What are the things I Want to Give to God? Let’s stop here for a moment, and consider and specify what kinds of things we have chosen to give to God. To make a free gift not rooted in justice or duty is an act of generosity and love. If you have given some of your belongings to God, call them to mind now. Talk to Jesus about it. Maybe you have given your talent to Jesus. Once more, reaffirm that gift. Or have you contributed your time? Conversely, are there things you have given over to God that you keep retracting? Look at these also, ponder them, and talk to Jesus about it. Ask for the grace to once again place them in Jesus’s loving, open hands.

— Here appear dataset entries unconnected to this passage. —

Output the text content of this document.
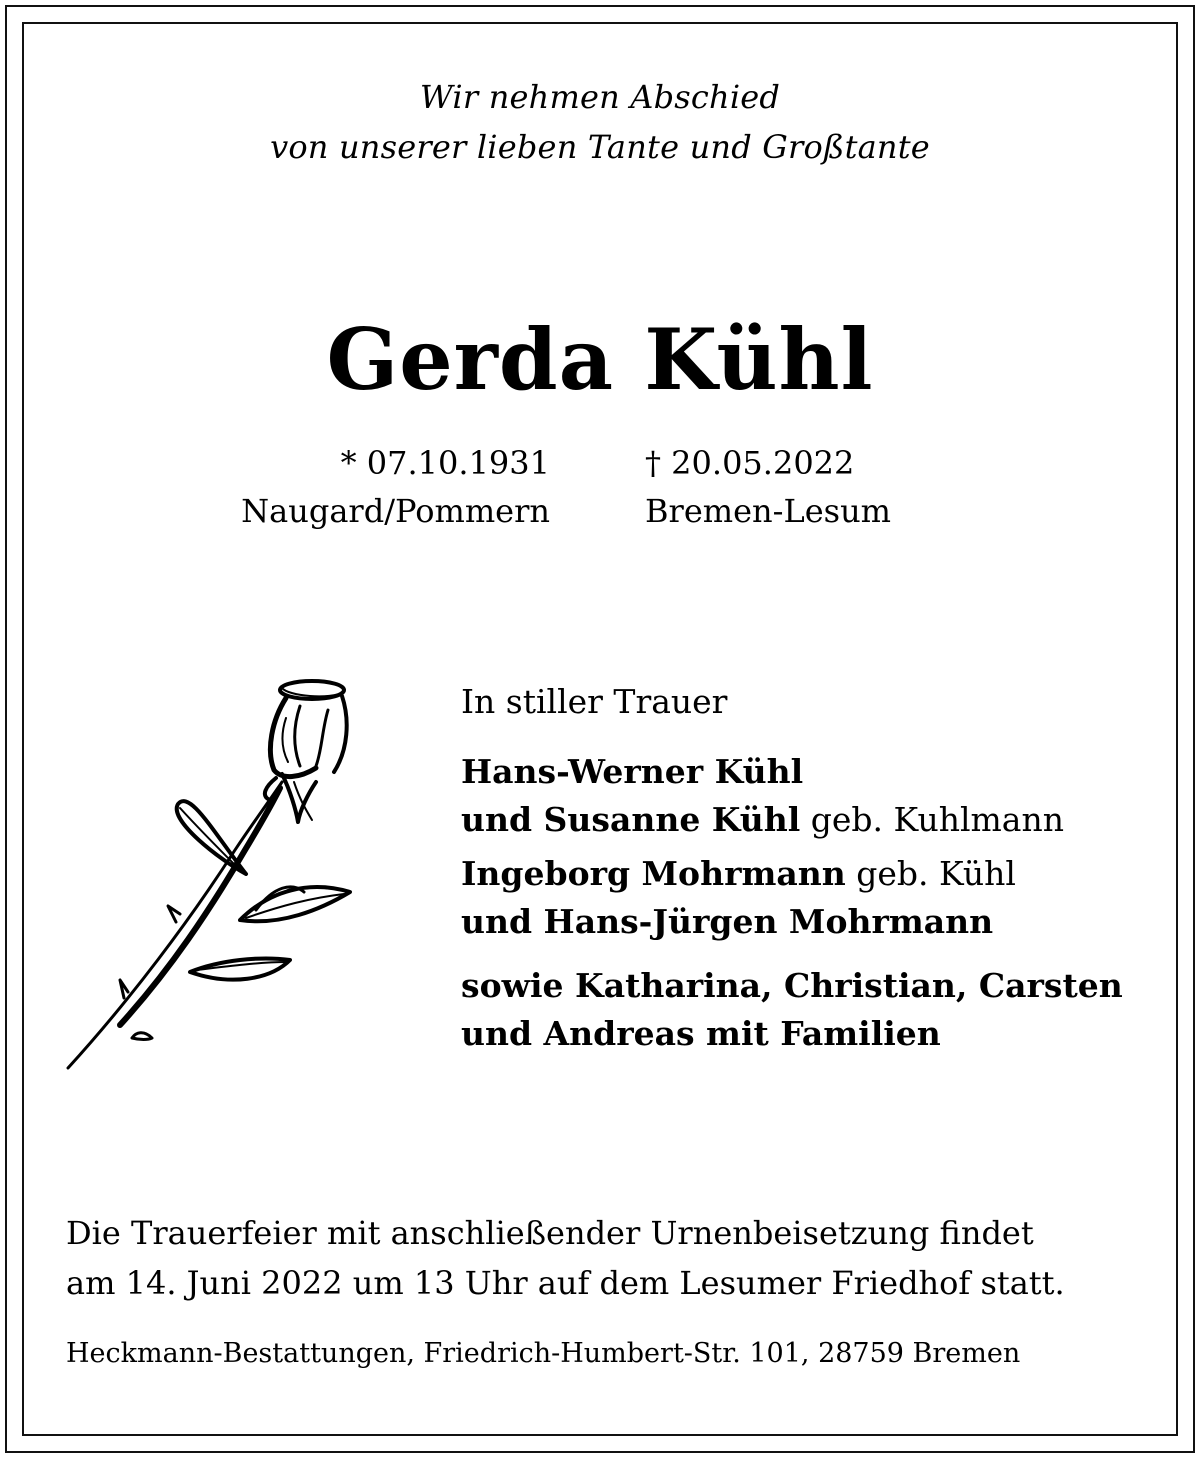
Wir nehmen Abschied
von unserer lieben Tante und Großtante
Gerda Kühl
* 07.10.1931
Naugard/Pommern
† 20.05.2022
Bremen-Lesum
In stiller Trauer
Hans-Werner Kühl
und Susanne Kühl geb. Kuhlmann
Ingeborg Mohrmann geb. Kühl
und Hans-Jürgen Mohrmann
sowie Katharina, Christian, Carsten
und Andreas mit Familien
Die Trauerfeier mit anschließender Urnenbeisetzung findet
am 14. Juni 2022 um 13 Uhr auf dem Lesumer Friedhof statt.
Heckmann-Bestattungen, Friedrich-Humbert-Str. 101, 28759 Bremen
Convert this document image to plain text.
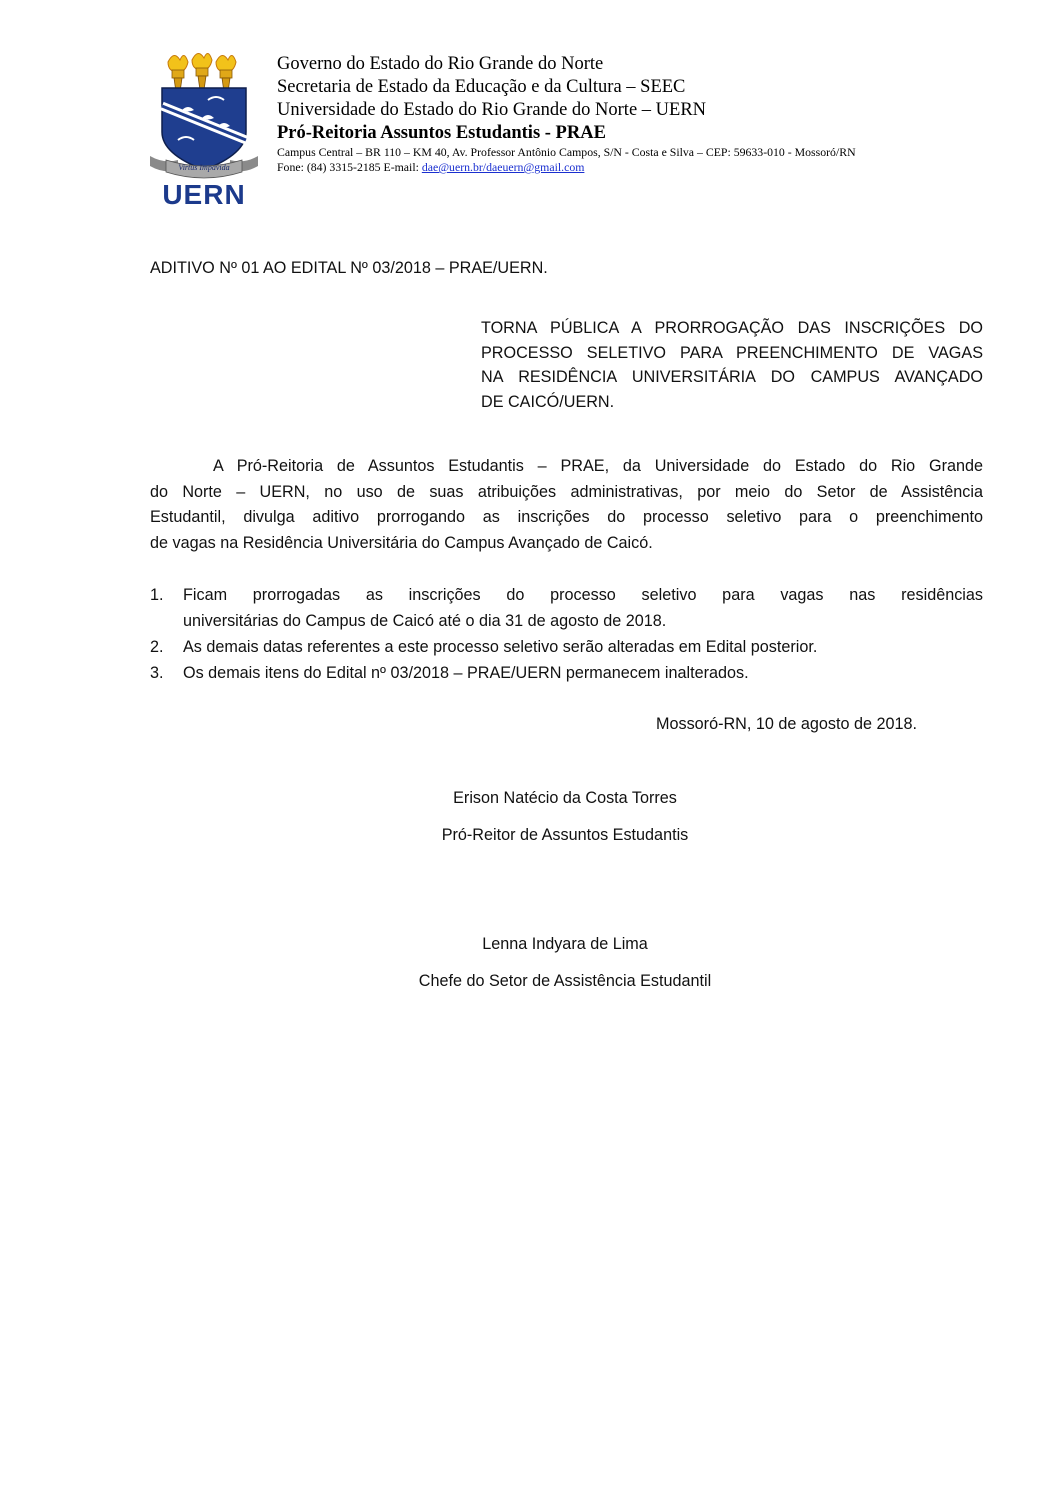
Virtus Impavida
UERN
Governo do Estado do Rio Grande do Norte
Secretaria de Estado da Educação e da Cultura – SEEC
Universidade do Estado do Rio Grande do Norte – UERN
Pró-Reitoria Assuntos Estudantis - PRAE
Campus Central – BR 110 – KM 40, Av. Professor Antônio Campos, S/N - Costa e Silva – CEP: 59633-010 - Mossoró/RN
Fone: (84) 3315-2185 E-mail: dae@uern.br/daeuern@gmail.com
ADITIVO Nº 01 AO EDITAL Nº 03/2018 – PRAE/UERN.
TORNA PÚBLICA A PRORROGAÇÃO DAS INSCRIÇÕES DO
PROCESSO SELETIVO PARA PREENCHIMENTO DE VAGAS
NA RESIDÊNCIA UNIVERSITÁRIA DO CAMPUS AVANÇADO
DE CAICÓ/UERN.
A Pró-Reitoria de Assuntos Estudantis – PRAE, da Universidade do Estado do Rio Grande
do Norte – UERN, no uso de suas atribuições administrativas, por meio do Setor de Assistência
Estudantil, divulga aditivo prorrogando as inscrições do processo seletivo para o preenchimento
de vagas na Residência Universitária do Campus Avançado de Caicó.
1. Ficam prorrogadas as inscrições do processo seletivo para vagas nas residências
universitárias do Campus de Caicó até o dia 31 de agosto de 2018.
2. As demais datas referentes a este processo seletivo serão alteradas em Edital posterior.
3. Os demais itens do Edital nº 03/2018 – PRAE/UERN permanecem inalterados.
Mossoró-RN, 10 de agosto de 2018.
Erison Natécio da Costa Torres
Pró-Reitor de Assuntos Estudantis
Lenna Indyara de Lima
Chefe do Setor de Assistência Estudantil
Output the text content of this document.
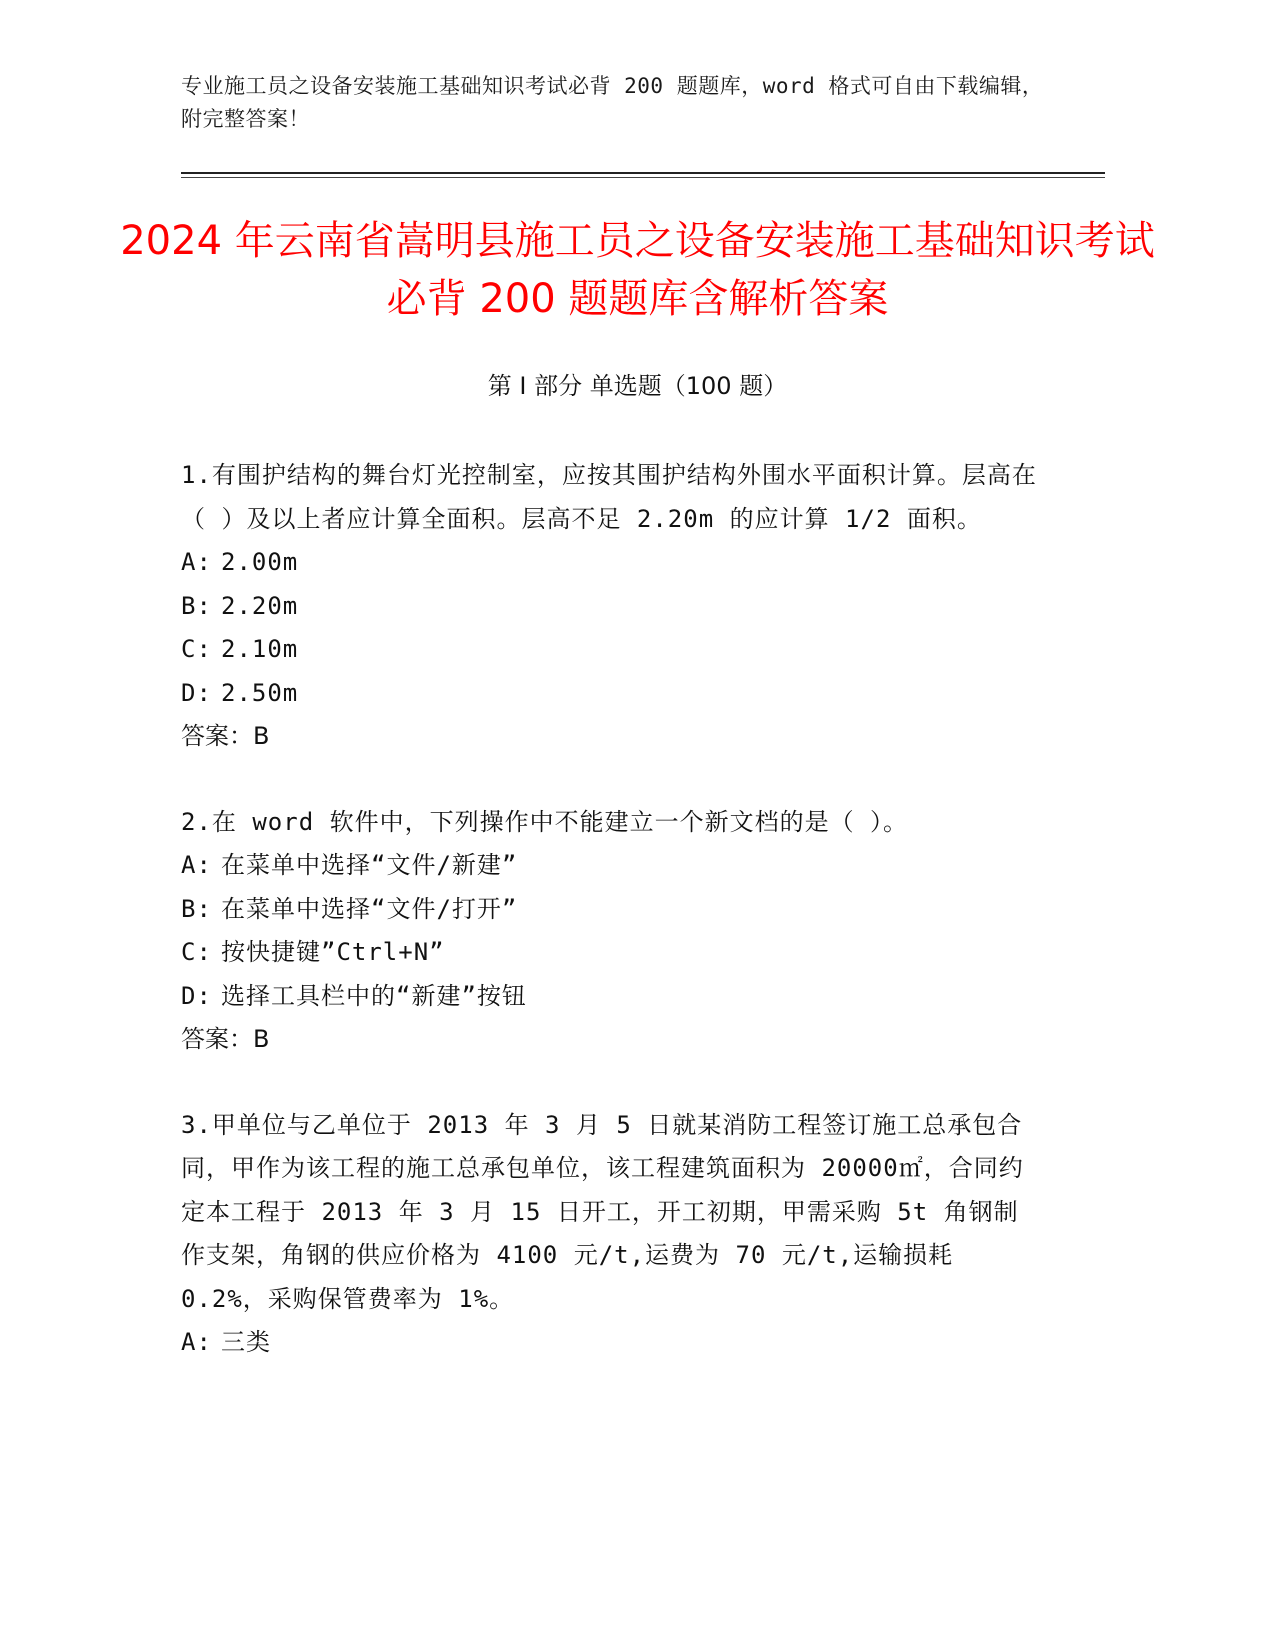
专业施工员之设备安装施工基础知识考试必背 200 题题库，word 格式可自由下载编辑，附完整答案！
2024 年云南省嵩明县施工员之设备安装施工基础知识考试必背 200 题题库含解析答案
第 I 部分 单选题（100 题）

1.有围护结构的舞台灯光控制室，应按其围护结构外围水平面积计算。层高在（ ）及以上者应计算全面积。层高不足 2.20m 的应计算 1/2 面积。

A: 2.00m

B: 2.20m

C: 2.10m

D: 2.50m

答案：B

2.在 word 软件中，下列操作中不能建立一个新文档的是（ ）。

A: 在菜单中选择“文件/新建”

B: 在菜单中选择“文件/打开”

C: 按快捷键”Ctrl+N”

D: 选择工具栏中的“新建”按钮

答案：B

3.甲单位与乙单位于 2013 年 3 月 5 日就某消防工程签订施工总承包合同，甲作为该工程的施工总承包单位，该工程建筑面积为 20000㎡，合同约定本工程于 2013 年 3 月 15 日开工，开工初期，甲需采购 5t 角钢制作支架，角钢的供应价格为 4100 元/t,运费为 70 元/t,运输损耗 0.2%，采购保管费率为 1%。

A: 三类
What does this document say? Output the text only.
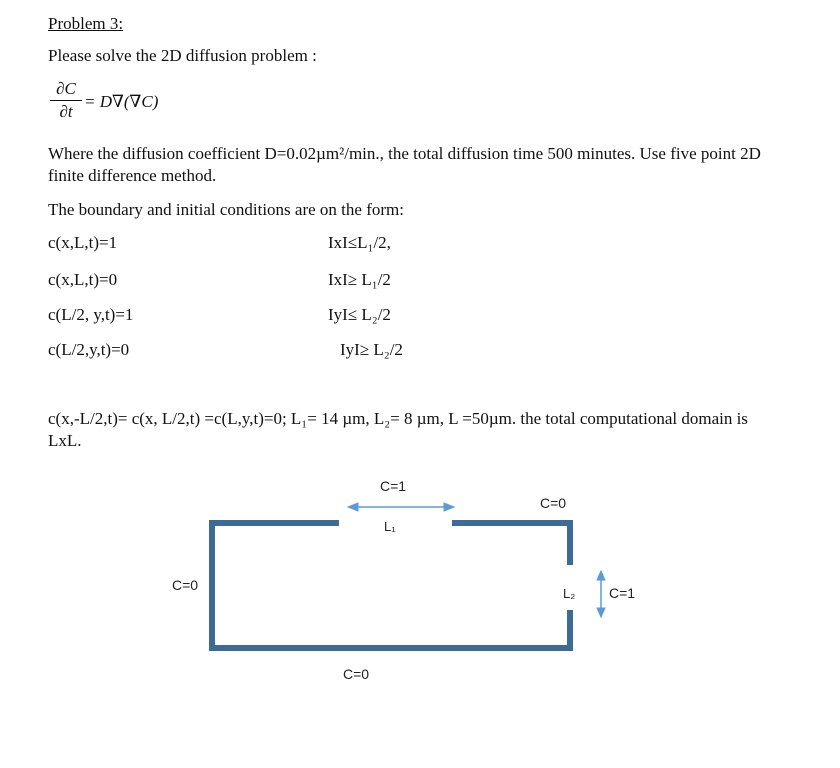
Problem 3:
Please solve the 2D diffusion problem :
∂C
∂t
= D∇(∇C)
Where the diffusion coefficient D=0.02µm²/min., the total diffusion time 500 minutes. Use five point 2D finite difference method.
The boundary and initial conditions are on the form:
c(x,L,t)=1	IxI≤L₁/2,
c(x,L,t)=0	IxI≥ L₁/2
c(L/2, y,t)=1	IyI≤ L₂/2
c(L/2,y,t)=0	IyI≥ L₂/2
c(x,-L/2,t)= c(x, L/2,t) =c(L,y,t)=0; L₁= 14 µm, L₂= 8 µm, L =50µm. the total computational domain is LxL.
C=1
L₁
C=0
C=0
L₂ C=1
C=0
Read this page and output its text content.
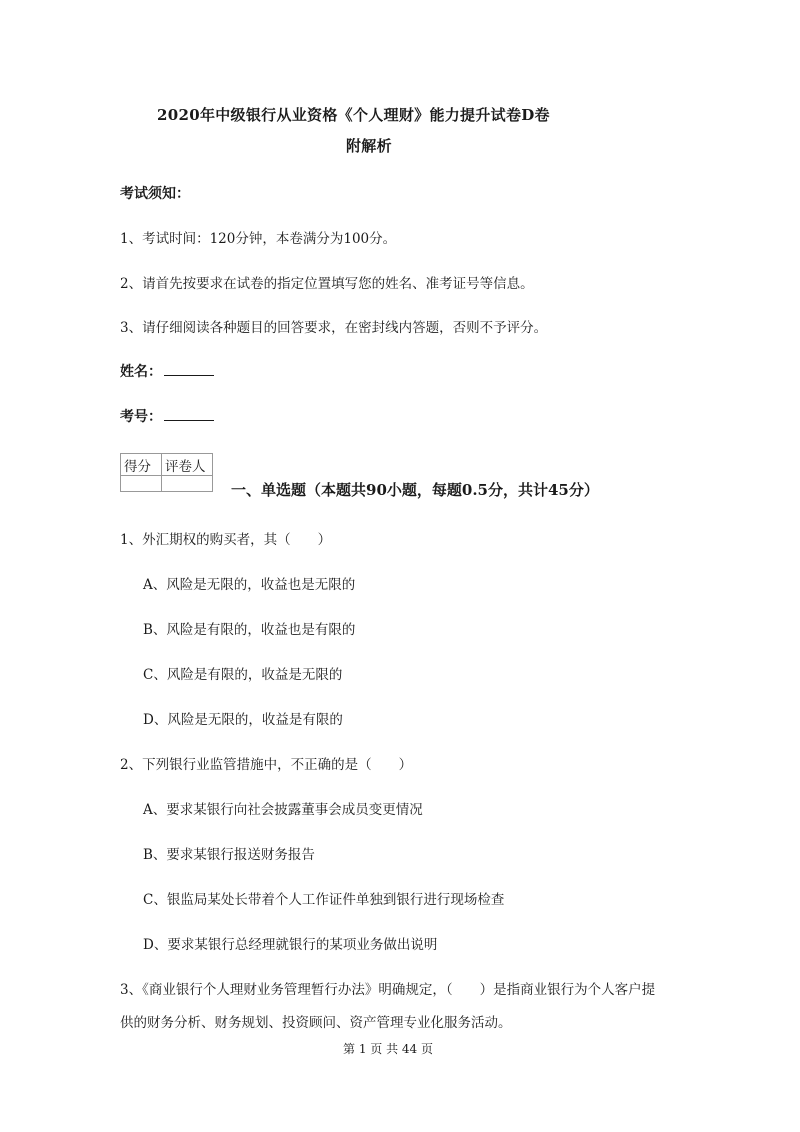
2020年中级银行从业资格《个人理财》能力提升试卷D卷
附解析
考试须知：
1、考试时间：120分钟，本卷满分为100分。
2、请首先按要求在试卷的指定位置填写您的姓名、准考证号等信息。
3、请仔细阅读各种题目的回答要求，在密封线内答题，否则不予评分。
姓名：
考号：
得分	评卷人

一、单选题（本题共90小题，每题0.5分，共计45分）
1、外汇期权的购买者，其（　　）
A、风险是无限的，收益也是无限的
B、风险是有限的，收益也是有限的
C、风险是有限的，收益是无限的
D、风险是无限的，收益是有限的
2、下列银行业监管措施中，不正确的是（　　）
A、要求某银行向社会披露董事会成员变更情况
B、要求某银行报送财务报告
C、银监局某处长带着个人工作证件单独到银行进行现场检查
D、要求某银行总经理就银行的某项业务做出说明
3、《商业银行个人理财业务管理暂行办法》明确规定，（　　）是指商业银行为个人客户提
供的财务分析、财务规划、投资顾问、资产管理专业化服务活动。
第 1 页 共 44 页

Loving God by giving to him our thoughts, words, actions, time, talents, and sufferings is an act more beautiful than we realize. It might feel like mere renunciation. But when we bring those treasures into the light of God, he lets them shine and sparkle. Handing them to God makes them even more precious. Hence, giving God what belongs to him warrants a celebration, because we don't lose out; rather, we receive it back in greater splendor, even one-hundred fold. As Jesus told St. Catherine of Siena,“...here they receive the fire of divine charity figured by the number of a hundred... And because they have received this hundredfold from Me, they possess a wonderful and hearty joy, for there is no sadness in charity, but the joy of it makes the heart large and generous, not narrow or double” (Dialogue of St. Catherine).


Reflect today on your mission in this world. Are you fulfilling you mission in this world? How can you participate more in the saving mission of God? Are you ready to answer the question, whom shall I send? Are you ready to give your whole self to God to serve him and his people? Pray for the Holy Spirit to enlighten you as you reflect on these questions. Don’t forget to pray for all the missions in the world remembering that we are all missionaries and are supposed to carry out our mission. When we do this, God will rejoice in us as St Paul in the second reading rejoices in the Thessalonians by thanking God for their so enormous faith.


Let us Pray.    

God our Father, you desire all men and women to be saved and come to the knowledge of your truth. Send workers to your harvest that the gospel may be preached to every creature. May your people, gathered together by the word of life and strengthened by the power of the sacraments, advance in the way of salvation and love. We ask this through Christ our Lord. Amen.